The requirements for generation are usually inherently expressed in the bid prices. Several countries have adopted schemes for providing load management for frequency control for transmission network operators as a direct alternative to strategic reserve generation.

Distribution requirements are more localised and difficult to reconcile, but theoretically produce the best stream of income if load management schemes can be used to avoid or delay network re-enforcement, although the appropriate setting of distribution use of system charges will help to identify peak periods/areas. Yet no country in the world, as far as the authors are aware, has implemented a proactive scheme whereby suppliers are paid by distributors for shedding loads in peak times/areas.

Added Value Services can be directly related to electricity supply (such as with remote payment mechanisms) or completely divorced from it (provision of security system monitoring or even e-mail/internet services). The problem with the latter is that it has to remain technically and commercially competitive with the growing digital superhighway. We are possibly only a few years away from wideband communication into every home, which will surely put all the narrow band communication options currently being offered in a different light.

Pooling and settlement systems have in the past made firm requirements for period consumption logging for example, half-hourly metering. Very often this is coupled with a requirement to submit consumption data to such a time-table that the only practical solution is remote communication to every meter.

In the UK a half-hour recording meter plus a communication link is a fundamental requirement of the market until April 1998. This is an expensive option, with a cost estimate of £800-900 per annum. Though this may be acceptable to large industrial users, it is clearly not an option for residential consumers. The UK response for 1998 is a system of deemed profiles, where the meter and the meter reading method (quarterly/biannual/yearly manual reads) remains unchanged from the pre-competitive market. In direct comparison to half-hourly metering, such a scheme costs less than £10 per annum for a simple single rate domestic meter.

The system of deemed profile, however, is not without disadvantages. It tends to make the market commodity driven, with little chance of product differentiation between rival suppliers.

Communication networks

Implementing a communication network for metering in a competitive supply market warrants further discussion. From a distribution company perspective, using distribution network substations as data concentration points is attractive on the grounds of cost, security and accessibility, as well as on the basis of numbers of customers served, particularly for urban areas. However the distribution company may not have any direct relationship with the end customer, and will have to look to suppliers as customers of a communication service.

Basing the structure of the communication network on the distribution network readily lends itself to the inclusion of the latter's automation functions being carried out using the same communications infrastructure.
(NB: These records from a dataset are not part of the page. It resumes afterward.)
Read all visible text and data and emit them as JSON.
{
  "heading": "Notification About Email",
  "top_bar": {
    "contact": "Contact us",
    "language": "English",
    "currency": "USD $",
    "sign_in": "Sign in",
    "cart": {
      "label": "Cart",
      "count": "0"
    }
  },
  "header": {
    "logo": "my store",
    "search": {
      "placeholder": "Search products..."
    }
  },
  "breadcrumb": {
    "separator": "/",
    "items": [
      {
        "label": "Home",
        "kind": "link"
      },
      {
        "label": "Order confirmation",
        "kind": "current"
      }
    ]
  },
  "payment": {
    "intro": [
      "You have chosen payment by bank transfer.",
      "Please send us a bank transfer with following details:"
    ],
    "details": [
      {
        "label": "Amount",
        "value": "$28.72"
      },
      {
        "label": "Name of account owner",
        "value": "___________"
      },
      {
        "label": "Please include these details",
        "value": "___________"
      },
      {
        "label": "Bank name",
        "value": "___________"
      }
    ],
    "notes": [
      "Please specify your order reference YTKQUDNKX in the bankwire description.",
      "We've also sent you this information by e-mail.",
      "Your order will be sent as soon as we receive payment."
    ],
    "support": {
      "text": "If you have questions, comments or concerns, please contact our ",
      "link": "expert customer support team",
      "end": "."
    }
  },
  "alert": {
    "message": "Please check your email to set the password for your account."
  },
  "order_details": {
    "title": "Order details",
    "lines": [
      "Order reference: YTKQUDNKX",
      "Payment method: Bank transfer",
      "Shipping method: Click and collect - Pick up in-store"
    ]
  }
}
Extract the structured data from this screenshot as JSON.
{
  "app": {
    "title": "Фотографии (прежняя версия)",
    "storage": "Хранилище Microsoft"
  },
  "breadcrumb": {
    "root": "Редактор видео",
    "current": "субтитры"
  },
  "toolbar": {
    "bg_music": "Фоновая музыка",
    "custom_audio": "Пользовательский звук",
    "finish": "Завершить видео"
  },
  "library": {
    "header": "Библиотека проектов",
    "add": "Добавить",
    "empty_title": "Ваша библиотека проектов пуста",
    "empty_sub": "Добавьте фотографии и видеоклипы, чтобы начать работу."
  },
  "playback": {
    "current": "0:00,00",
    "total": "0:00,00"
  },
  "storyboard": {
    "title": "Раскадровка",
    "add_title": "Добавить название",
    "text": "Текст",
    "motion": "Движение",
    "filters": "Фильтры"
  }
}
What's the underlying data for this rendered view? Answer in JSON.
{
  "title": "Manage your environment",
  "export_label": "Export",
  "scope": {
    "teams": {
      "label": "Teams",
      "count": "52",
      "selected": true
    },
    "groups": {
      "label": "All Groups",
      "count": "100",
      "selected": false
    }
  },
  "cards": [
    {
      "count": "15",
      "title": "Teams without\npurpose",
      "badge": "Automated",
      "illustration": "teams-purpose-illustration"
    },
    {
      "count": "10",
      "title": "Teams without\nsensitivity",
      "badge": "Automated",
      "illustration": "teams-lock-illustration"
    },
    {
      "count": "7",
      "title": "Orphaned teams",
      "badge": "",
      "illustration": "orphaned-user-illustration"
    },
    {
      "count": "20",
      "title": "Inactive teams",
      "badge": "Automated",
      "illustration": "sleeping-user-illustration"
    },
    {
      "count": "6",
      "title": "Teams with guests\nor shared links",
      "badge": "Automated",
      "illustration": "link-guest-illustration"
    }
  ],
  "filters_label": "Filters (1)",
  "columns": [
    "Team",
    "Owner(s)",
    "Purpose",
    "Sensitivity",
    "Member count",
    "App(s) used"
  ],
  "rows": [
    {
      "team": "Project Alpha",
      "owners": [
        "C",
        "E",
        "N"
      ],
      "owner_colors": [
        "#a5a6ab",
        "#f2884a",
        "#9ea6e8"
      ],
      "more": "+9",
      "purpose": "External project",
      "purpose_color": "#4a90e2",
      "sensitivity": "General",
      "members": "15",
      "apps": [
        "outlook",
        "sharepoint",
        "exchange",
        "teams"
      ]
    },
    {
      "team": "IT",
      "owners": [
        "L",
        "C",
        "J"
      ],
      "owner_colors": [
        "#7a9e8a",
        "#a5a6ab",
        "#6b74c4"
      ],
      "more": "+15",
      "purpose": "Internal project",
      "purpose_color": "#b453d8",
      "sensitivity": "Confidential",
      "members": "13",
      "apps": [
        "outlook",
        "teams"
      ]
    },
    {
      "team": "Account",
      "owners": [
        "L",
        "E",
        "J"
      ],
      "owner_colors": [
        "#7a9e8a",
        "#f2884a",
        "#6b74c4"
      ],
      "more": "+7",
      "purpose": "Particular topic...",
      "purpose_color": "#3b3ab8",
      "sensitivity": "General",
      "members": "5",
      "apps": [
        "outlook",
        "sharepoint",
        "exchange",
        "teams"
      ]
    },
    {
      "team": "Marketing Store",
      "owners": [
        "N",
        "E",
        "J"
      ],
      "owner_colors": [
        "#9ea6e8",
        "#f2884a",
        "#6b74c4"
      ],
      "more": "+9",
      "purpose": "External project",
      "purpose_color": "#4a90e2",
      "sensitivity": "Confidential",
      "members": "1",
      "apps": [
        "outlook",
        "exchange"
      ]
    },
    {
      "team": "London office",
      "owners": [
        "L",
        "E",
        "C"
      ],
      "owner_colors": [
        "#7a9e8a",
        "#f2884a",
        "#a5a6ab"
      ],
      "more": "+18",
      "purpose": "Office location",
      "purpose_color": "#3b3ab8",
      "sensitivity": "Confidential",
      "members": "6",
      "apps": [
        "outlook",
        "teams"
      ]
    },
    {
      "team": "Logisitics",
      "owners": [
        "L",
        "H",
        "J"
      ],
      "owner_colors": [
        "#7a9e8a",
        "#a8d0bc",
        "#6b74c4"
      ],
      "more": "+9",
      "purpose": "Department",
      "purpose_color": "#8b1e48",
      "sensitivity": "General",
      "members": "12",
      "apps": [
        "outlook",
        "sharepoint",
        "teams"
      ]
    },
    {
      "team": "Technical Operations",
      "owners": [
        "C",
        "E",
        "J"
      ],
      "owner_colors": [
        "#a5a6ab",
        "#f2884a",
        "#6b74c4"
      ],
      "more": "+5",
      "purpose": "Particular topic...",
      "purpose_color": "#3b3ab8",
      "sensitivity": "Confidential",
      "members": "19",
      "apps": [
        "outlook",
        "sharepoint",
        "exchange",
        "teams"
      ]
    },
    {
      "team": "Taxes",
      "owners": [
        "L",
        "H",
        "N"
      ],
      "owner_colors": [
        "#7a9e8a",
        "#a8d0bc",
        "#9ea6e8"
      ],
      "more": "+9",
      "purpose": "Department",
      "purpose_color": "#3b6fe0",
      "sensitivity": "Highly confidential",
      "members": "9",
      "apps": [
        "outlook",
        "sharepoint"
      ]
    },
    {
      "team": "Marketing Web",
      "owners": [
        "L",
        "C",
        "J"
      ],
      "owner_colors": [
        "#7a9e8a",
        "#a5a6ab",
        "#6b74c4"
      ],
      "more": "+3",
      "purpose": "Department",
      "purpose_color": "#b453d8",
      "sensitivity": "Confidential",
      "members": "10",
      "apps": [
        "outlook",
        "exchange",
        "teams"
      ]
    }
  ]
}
However, care must be taken when linking network operational and non-operational functions, because of the differences in requirements for security, reliability and response times for the links and services.

For example, a typical UK distribution substation in an urban area supplying a mixed load of residential, small industrial and commercial customers could need the following daily data capacity.

  Bits/day
50 residential 100k
5 industrial 600k
5 commercial 600k
Total 1300k

This results in an average data rate requirement of 15 bits/sec.

If for example an access response time for a 1 000 bit message was 10 secs, then a data rate of at least 100 bits/sec is necessary. Consequently remote meter reading functions can be carried out with low data rates, but sending and receiving messages or special meter reads in response to customer enquiries where response times of several seconds could be required dictate much greater capacity.

Channel capacity is therefore likely to be determined by function response times and protocols, rather than total data throughput. This means that network automation functions, customer alarms, dealing with customer queries on line and load reduction for network utilisation purposes must all be treated with caution when they are used to justify communication infrastructure for meter communication purposes.

Advanced metering and communications although not synonymous with a competitive supply market are not precluded by it either. However, owners and operators of meter communication systems will need to be aware that the benefits of the systems under their control may lie with many different parties. Commercial arrangements must be in place to ensure that all the benefits are translated into revenue streams that can be passed back to the party making the original investment.

All this makes the justification for advanced metering and communication systems in a competitive market more complex. A competitive market brings with it a tough commercial realism. Ultimately this is good news for purveyors of advanced metering and communication technology, as it provides a solid foundation for future investment rather than the rather nebulous justifications of the past.